President Obama is looking for a new first Tweeter to manage his social media presence. It's another sign the party that first embraced online networks is looking to reboot in the face of Republican growth in the virtual world.
Organizing for America -- formerly Obama for America, the grass-roots organization of the president's 2008 campaign that's now part of the Democratic National Committee -- is advertising for a "social networks manager" to maintain Obama's Facebook, MySpace and Twitter accounts. Mia Cambronero, Obama's previous ghost Twitterer, is leaving her post at the end of the month.
The applicant must be able to connect with the president's 7.4 million Facebook fans and 3.3 million Twitter followers through an ability to "craft messages that move people to act."
Alan Rosenblatt, associate director for online advocacy at the liberal Center for American Progress, compared the president's 3.3 million Twitter followers to the 1.4 million monthly visitors to WhiteHouse.gov -- "It would be a waste not to exploit it."
Don Bates, professor of public relations at George Washington University, said that the administration has let its focus on social media slip.

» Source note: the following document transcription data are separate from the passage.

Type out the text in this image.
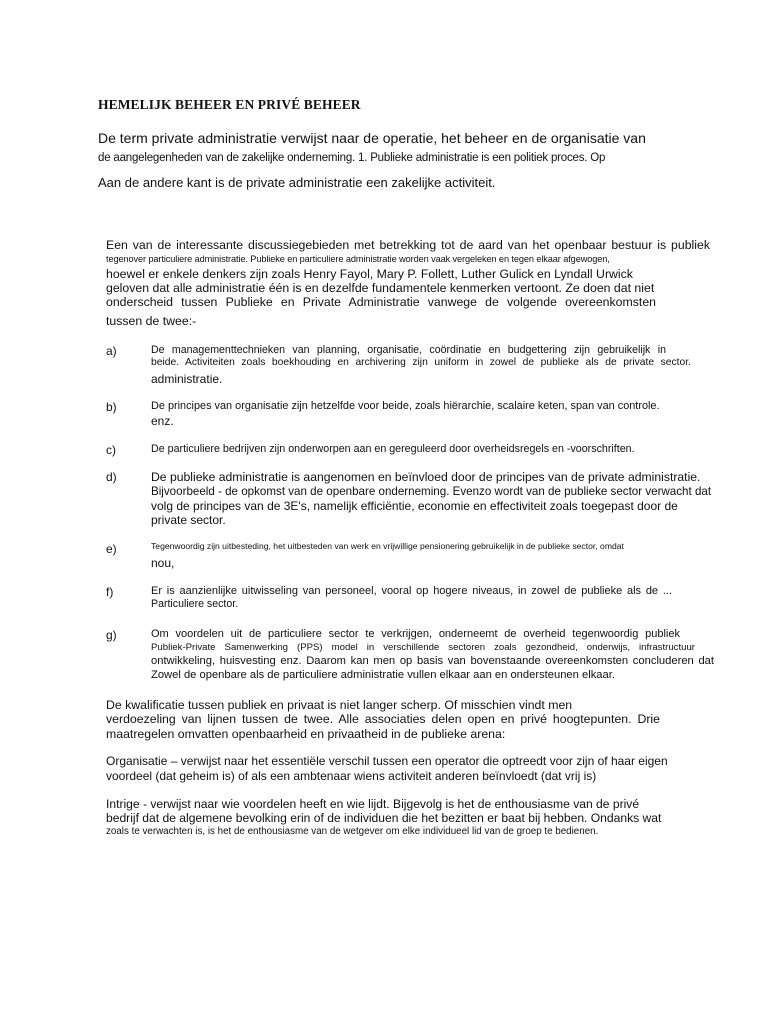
HEMELIJK BEHEER EN PRIVÉ BEHEER
De term private administratie verwijst naar de operatie, het beheer en de organisatie van
de aangelegenheden van de zakelijke onderneming. 1. Publieke administratie is een politiek proces. Op
Aan de andere kant is de private administratie een zakelijke activiteit.
Een van de interessante discussiegebieden met betrekking tot de aard van het openbaar bestuur is publiek
tegenover particuliere administratie. Publieke en particuliere administratie worden vaak vergeleken en tegen elkaar afgewogen,
hoewel er enkele denkers zijn zoals Henry Fayol, Mary P. Follett, Luther Gulick en Lyndall Urwick
geloven dat alle administratie één is en dezelfde fundamentele kenmerken vertoont. Ze doen dat niet
onderscheid tussen Publieke en Private Administratie vanwege de volgende overeenkomsten
tussen de twee:-
a)	De managementtechnieken van planning, organisatie, coördinatie en budgettering zijn gebruikelijk in
beide. Activiteiten zoals boekhouding en archivering zijn uniform in zowel de publieke als de private sector.
administratie.
b)	De principes van organisatie zijn hetzelfde voor beide, zoals hiërarchie, scalaire keten, span van controle.
enz.
c)	De particuliere bedrijven zijn onderworpen aan en gereguleerd door overheidsregels en -voorschriften.
d)	De publieke administratie is aangenomen en beïnvloed door de principes van de private administratie.
Bijvoorbeeld - de opkomst van de openbare onderneming. Evenzo wordt van de publieke sector verwacht dat
volg de principes van de 3E's, namelijk efficiëntie, economie en effectiviteit zoals toegepast door de
private sector.
e)	Tegenwoordig zijn uitbesteding, het uitbesteden van werk en vrijwillige pensionering gebruikelijk in de publieke sector, omdat
nou,
f)	Er is aanzienlijke uitwisseling van personeel, vooral op hogere niveaus, in zowel de publieke als de ...
Particuliere sector.
g)	Om voordelen uit de particuliere sector te verkrijgen, onderneemt de overheid tegenwoordig publiek
Publiek-Private Samenwerking (PPS) model in verschillende sectoren zoals gezondheid, onderwijs, infrastructuur
ontwikkeling, huisvesting enz. Daarom kan men op basis van bovenstaande overeenkomsten concluderen dat
Zowel de openbare als de particuliere administratie vullen elkaar aan en ondersteunen elkaar.
De kwalificatie tussen publiek en privaat is niet langer scherp. Of misschien vindt men
verdoezeling van lijnen tussen de twee. Alle associaties delen open en privé hoogtepunten. Drie
maatregelen omvatten openbaarheid en privaatheid in de publieke arena:
Organisatie – verwijst naar het essentiële verschil tussen een operator die optreedt voor zijn of haar eigen
voordeel (dat geheim is) of als een ambtenaar wiens activiteit anderen beïnvloedt (dat vrij is)
Intrige - verwijst naar wie voordelen heeft en wie lijdt. Bijgevolg is het de enthousiasme van de privé
bedrijf dat de algemene bevolking erin of de individuen die het bezitten er baat bij hebben. Ondanks wat
zoals te verwachten is, is het de enthousiasme van de wetgever om elke individueel lid van de groep te bedienen.
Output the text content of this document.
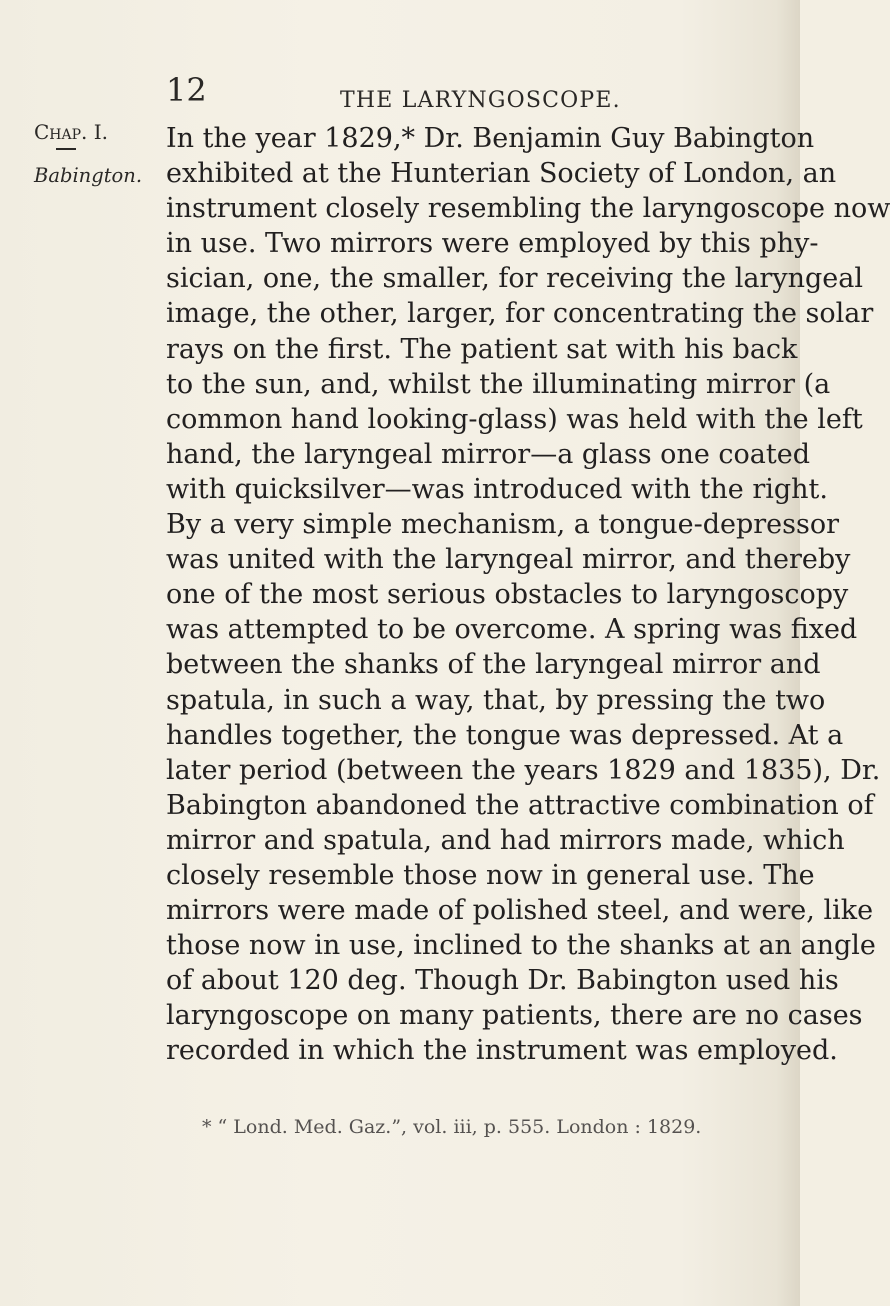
12	THE LARYNGOSCOPE.
Chap. I.
Babington.
In the year 1829,* Dr. Benjamin Guy Babington
exhibited at the Hunterian Society of London, an
instrument closely resembling the laryngoscope now
in use. Two mirrors were employed by this phy-
sician, one, the smaller, for receiving the laryngeal
image, the other, larger, for concentrating the solar
rays on the first. The patient sat with his back
to the sun, and, whilst the illuminating mirror (a
common hand looking-glass) was held with the left
hand, the laryngeal mirror—a glass one coated
with quicksilver—was introduced with the right.
By a very simple mechanism, a tongue-depressor
was united with the laryngeal mirror, and thereby
one of the most serious obstacles to laryngoscopy
was attempted to be overcome. A spring was fixed
between the shanks of the laryngeal mirror and
spatula, in such a way, that, by pressing the two
handles together, the tongue was depressed. At a
later period (between the years 1829 and 1835), Dr.
Babington abandoned the attractive combination of
mirror and spatula, and had mirrors made, which
closely resemble those now in general use. The
mirrors were made of polished steel, and were, like
those now in use, inclined to the shanks at an angle
of about 120 deg. Though Dr. Babington used his
laryngoscope on many patients, there are no cases
recorded in which the instrument was employed.
* “ Lond. Med. Gaz.”, vol. iii, p. 555. London : 1829.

"They could avoid them when their favorability numbers were high," Bates said. "They can't avoid them now."
Long-shot Republican Senate candidate Scott Brown triumphed in Massachusetts last month by relying on the same kind of networking that Obama used. When Brown called for an impromptu rally to counter a presidential visit, his team rallied thousands of supporters using Facebook, Twitter and text messages. The Brown flash mob was said to be twice the size of Obama's crowd.
White House communications director Dan Pfeiffer said the administration is touting the increased use of White House blogs and Obama's efforts to speak directly to citizens online.
Republican political consultant and blogger Jon Henke expressed doubts that a new strategy would help Americans to feel as if they were interacting with the president.
"Politicians and political organizations are professionally uninteresting," Henke said.
Girish Gulati, a social media expert and associate professor of government at Bentley University, said the difficulty with using social networking platforms is that audiences begin to view the new lines of communication as mere public relations releases.
"As the younger people who elected him get older, it can definitely be a disappointment to realize that this is how politics works," Gulati said.